Fluorescence is a powerful analytical tool that combines the magnifying properties of light microscopy with the visualisation of fluorescence to monitor live real-time protein interactions, at steady state or after cellular ligand challenge. Currently, we have two state of the art laser point scanning confocal instruments (invert configuration) which support different areas of fluorescence microscopy.

Zeiss 880 LSCM

The system is equipped with a high-resolution galvo scanner and 3 channel QUASOR detector unit which is wavelenghth tuneable for custom spectral collection of emission light. The QUASOR consists of two side spectral green and red PMTs and a central GaAsP detector. A transmitted light PMT is available for bright field imaging. Images can be recorded up to a maximum 16 bit depth dynamic range. The red sensitive side PMT and GaAsP detector can also record fluorescence as a read out of photons which is more advantageous than analog integration read out because much higher signal-to noise-ratios can be obtained as a no secondary analog circuitry exists in the detector readout path. This system does not have an Airy Scan II 32 channel spatial detector fitted so has no super-resolution capability.

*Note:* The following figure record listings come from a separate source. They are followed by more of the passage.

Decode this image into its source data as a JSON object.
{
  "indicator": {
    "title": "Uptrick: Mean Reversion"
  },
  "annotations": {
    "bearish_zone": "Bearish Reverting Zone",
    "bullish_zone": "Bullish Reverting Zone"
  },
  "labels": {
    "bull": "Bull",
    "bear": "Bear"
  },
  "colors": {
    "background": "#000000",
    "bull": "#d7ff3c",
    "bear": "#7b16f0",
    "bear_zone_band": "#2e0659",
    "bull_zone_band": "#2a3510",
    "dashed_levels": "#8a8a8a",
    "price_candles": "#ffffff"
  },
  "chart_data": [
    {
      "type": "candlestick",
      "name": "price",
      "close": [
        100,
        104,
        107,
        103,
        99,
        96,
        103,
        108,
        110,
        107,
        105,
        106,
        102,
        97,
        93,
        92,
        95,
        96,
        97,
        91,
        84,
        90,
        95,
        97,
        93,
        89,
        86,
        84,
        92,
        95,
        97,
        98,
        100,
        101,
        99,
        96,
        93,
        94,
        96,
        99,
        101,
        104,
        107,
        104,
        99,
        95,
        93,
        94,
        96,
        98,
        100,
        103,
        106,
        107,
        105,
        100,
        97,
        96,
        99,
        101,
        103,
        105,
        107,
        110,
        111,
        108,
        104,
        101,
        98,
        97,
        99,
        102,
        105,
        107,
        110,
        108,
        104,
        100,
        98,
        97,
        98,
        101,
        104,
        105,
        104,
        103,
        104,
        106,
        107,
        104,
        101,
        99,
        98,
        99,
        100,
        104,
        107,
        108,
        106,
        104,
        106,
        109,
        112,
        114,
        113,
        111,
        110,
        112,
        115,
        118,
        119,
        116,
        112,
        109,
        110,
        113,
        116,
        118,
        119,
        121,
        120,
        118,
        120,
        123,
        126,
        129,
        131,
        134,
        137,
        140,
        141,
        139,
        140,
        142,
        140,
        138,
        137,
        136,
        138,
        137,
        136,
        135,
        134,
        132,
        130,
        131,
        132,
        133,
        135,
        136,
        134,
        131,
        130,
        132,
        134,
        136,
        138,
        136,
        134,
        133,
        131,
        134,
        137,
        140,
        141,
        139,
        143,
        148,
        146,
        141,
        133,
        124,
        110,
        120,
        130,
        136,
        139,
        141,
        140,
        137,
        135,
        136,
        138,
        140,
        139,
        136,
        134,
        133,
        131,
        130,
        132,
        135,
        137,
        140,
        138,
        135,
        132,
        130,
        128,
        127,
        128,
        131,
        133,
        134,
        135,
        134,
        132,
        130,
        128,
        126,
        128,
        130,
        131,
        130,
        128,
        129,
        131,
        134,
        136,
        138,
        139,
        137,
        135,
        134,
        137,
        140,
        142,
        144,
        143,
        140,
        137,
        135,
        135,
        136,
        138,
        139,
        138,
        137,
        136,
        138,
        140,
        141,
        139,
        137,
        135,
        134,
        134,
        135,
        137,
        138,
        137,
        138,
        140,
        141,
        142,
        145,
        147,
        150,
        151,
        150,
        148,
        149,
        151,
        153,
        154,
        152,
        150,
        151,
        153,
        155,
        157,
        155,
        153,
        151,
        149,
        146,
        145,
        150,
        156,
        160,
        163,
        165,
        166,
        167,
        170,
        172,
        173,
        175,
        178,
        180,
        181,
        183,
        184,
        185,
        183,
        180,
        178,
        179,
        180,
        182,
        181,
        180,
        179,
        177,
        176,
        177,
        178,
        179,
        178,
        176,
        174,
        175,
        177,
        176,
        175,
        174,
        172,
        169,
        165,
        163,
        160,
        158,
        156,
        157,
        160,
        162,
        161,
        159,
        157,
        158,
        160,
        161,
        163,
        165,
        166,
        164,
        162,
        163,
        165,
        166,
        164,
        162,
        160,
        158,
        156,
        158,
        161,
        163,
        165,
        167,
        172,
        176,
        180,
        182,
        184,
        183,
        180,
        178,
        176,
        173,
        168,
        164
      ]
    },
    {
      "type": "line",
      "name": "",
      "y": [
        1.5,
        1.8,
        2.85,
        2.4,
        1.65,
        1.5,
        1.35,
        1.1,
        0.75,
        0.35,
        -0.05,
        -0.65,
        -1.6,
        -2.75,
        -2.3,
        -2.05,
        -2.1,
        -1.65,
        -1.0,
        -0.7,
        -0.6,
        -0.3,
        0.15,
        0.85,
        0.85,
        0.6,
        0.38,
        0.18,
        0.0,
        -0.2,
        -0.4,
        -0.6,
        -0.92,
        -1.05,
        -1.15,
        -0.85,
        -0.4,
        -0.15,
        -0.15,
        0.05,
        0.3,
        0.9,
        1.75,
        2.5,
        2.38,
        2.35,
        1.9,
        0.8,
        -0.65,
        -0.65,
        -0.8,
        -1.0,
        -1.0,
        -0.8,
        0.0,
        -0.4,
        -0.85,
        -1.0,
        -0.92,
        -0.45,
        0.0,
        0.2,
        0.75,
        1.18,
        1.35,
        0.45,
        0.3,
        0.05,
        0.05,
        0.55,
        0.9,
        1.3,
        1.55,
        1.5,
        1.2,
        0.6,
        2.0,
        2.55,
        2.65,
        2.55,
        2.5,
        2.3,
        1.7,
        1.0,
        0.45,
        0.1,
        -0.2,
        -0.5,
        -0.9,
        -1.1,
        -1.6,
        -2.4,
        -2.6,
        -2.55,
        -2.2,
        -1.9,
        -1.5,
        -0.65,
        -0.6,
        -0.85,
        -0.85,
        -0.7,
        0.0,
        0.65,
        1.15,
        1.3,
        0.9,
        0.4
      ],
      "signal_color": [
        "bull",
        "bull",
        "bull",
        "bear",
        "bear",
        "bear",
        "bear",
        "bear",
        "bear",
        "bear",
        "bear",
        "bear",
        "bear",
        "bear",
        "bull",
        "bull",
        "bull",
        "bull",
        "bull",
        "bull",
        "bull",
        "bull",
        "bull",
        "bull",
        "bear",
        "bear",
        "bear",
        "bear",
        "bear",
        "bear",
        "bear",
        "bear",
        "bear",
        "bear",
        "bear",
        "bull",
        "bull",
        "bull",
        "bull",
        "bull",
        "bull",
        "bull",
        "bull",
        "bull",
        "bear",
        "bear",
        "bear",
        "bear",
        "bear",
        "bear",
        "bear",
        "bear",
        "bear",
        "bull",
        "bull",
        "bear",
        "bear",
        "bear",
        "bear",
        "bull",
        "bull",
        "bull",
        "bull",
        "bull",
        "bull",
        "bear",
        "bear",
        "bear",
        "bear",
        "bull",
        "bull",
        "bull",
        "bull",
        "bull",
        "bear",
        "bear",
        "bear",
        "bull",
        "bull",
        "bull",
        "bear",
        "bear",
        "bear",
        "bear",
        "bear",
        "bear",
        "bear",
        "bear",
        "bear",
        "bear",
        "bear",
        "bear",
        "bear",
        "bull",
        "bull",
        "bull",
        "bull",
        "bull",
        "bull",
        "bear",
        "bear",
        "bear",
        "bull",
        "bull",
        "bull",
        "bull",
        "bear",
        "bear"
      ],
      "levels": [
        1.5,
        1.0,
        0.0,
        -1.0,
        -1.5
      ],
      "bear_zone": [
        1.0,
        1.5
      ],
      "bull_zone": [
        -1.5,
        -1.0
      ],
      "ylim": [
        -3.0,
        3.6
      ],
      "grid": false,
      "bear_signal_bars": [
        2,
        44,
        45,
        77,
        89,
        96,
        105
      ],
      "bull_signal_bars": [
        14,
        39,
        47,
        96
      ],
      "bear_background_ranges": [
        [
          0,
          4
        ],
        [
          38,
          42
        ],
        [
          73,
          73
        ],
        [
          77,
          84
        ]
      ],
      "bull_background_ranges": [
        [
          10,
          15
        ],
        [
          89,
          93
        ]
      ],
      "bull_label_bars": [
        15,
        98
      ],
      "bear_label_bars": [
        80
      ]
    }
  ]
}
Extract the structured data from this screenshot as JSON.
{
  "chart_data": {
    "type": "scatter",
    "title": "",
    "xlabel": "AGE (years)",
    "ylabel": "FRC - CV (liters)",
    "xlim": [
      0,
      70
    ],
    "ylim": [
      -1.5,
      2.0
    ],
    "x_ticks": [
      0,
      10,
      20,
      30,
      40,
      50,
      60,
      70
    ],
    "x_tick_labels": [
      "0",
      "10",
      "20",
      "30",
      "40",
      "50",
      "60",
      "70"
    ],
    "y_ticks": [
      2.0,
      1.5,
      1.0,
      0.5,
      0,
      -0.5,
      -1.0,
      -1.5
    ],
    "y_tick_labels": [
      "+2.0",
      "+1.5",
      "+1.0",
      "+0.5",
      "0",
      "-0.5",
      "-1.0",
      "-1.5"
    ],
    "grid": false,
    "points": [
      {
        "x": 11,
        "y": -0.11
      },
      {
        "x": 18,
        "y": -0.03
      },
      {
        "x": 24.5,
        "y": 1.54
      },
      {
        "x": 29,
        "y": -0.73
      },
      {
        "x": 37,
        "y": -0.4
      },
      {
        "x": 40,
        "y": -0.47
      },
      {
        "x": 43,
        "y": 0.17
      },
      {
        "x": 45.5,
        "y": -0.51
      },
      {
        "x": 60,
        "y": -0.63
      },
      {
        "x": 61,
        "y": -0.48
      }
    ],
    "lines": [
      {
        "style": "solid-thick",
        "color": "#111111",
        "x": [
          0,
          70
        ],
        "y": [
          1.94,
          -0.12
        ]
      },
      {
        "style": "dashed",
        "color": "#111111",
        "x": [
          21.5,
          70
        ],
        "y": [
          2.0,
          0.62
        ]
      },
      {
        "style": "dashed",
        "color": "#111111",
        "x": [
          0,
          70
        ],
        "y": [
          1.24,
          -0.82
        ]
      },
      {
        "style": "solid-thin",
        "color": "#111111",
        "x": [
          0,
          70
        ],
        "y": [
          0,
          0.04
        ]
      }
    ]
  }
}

The confocal has two tuneable spectral Hybrid detectors and a spectral tuneable PMT detector. The HyDs can be operated in photon counting or conventional analog mode to record images up to 16 bit depth format. A dedicated transmitted light PMT is also available for acquiring images in bright field format. Pulsed lasers (440 & 470 nm, pulse frequency range 0.3125 to 40 MHz) can be used to perform fluorescence life time imaging including FRET measurement. This system does not have any super-resolution capability.


These instruments provide cutting edge fluorescence microscopy technology to support our novel fluorescence work developed within the School of Molecular Biosciences, (e.g. Spatial Intensity Distribution and Fluorescence Intensity Fluctuation Spectrometry protein homo-oligomerisation analysis, intensity based Fluorescence Resonance Energy Transfer (FRET) imaging, Fluorescence Lifetime FRET imaging, Fluo-8 calcium imaging and FRAP measurement to quantify the diffusion rate and mobile state of fluorescently tagged proteins.